Как обнаружилось на следующий день, это замечание не было голословным, но в тот момент я не воспринял слова Аньес всерьез. Почему? За недостатком времени. Вдруг под руку меня взяла Кики Хайятт. Она пришла в «Глоб» с сестрой, но та куда-то пропала. А звезда ее масштаба не могла покидать клуб одна. «Соблазнительный джентльмен» будет весьма кстати в ее коллекции фото. Если я соглашусь проводить ее в «Ритц», ее шофер затем отвезет меня домой. В моем состоянии то, что мне не надо будет ловить такси, было просто чудом. А какой триумф для журнала! Кавалер сервьенте, рыцарь, сопровождающий Кики Хайятт. Аурелия, Бенжамен и другие мелкие пресмыкающиеся с ума сойдут от зависти. Я оставил Аньес наедине с ее гневом и прошествовал, как король, перед папарацци, которые топтались у выхода. Кики была ангелом. Но не без некоторого яда. Как только мы отошли на метр от Аньес, Кики заметила, что «моя приятельница» казалась еще более пьяной, чем сам Брюс, и добавила:
— И это нелегко.
Эх, дорогая малышка. Она и не знала, до какой степени ее замечание было точным. Скоро весь Париж будет задавать один и тот же вопрос: кто из этих двоих был пьянее, он или она?
Аньес де Курруа.
Эта Кики Хайятт меня просто убила. За две недели до этого «Сенсации», журнал Эдуара, опубликовал материал о ней под заголовком «Кики Хайятт, профессия: финтифлюшка». И вот главный редактор, которому свистнули как собачонке, бежит вслед за ней и бросает меня тут одну. Этот хам едва попрощался со мной. Пелена уныния окутала меня. В одно мгновение все вино и шампанское, выпитые с начала вечера, трансформировались в чувство усталости. И даже крайнего истощения. Мне все опротивело. Я была здесь чужая для всех, неизвестная сотням молодых ребят вокруг, только горстка сплетников узнавала меня как новую пассию Брюса.

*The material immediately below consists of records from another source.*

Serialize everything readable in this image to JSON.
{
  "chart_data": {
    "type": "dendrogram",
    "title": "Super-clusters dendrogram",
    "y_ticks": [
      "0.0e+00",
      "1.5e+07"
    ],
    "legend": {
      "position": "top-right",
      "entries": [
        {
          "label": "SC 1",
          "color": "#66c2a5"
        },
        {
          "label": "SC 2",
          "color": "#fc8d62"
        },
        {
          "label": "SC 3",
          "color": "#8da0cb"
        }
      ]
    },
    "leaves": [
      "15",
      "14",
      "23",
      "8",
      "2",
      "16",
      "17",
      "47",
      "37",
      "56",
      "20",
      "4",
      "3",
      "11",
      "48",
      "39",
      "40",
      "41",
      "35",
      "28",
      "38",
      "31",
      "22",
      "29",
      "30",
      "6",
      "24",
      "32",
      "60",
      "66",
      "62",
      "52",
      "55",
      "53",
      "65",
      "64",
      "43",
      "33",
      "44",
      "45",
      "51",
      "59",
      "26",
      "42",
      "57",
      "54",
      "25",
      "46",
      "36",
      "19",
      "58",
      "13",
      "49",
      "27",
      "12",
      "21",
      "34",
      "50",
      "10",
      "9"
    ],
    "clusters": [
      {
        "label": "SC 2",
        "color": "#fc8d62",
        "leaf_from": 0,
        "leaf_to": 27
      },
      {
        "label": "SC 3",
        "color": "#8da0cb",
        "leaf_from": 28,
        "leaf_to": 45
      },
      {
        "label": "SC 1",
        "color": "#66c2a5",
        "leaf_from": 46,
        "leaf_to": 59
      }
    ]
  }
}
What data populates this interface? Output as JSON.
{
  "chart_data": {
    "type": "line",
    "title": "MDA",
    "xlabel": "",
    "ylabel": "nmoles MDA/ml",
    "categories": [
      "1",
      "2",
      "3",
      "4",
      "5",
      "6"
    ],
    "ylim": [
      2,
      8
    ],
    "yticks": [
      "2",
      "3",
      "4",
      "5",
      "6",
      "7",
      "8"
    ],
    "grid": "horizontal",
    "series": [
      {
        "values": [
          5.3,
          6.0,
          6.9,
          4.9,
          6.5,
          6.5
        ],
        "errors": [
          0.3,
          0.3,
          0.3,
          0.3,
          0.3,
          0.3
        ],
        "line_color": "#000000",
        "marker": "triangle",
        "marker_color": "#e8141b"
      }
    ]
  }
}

А я ждала. Кого? Не имею ни малейшего представления. Или нет, скорее, я уже не ждала ничего. Если нужно ехать с Брюсом в Нью-Йорк, чтобы строить там песчаные замки — «замки в Испании», как это называют во Франции, — то мой ответ «нет». В любом случае с ним мне было бы смертельно скучно. Мне никогда не скучно, когда я одна: я выхожу из своей квартиры, спускаюсь вниз на улицу, покупаю газету, сажусь на террасе в кафе «Трокадеро», смотрю на прохожих и погружаюсь в мечты — и я счастлива. В Нью-Йорке вместо этого я должна буду повсюду ходить за этим невежей и выступать как наглядное воплощение старой Франции во время мероприятий, устраиваемых Эм-ти-ви.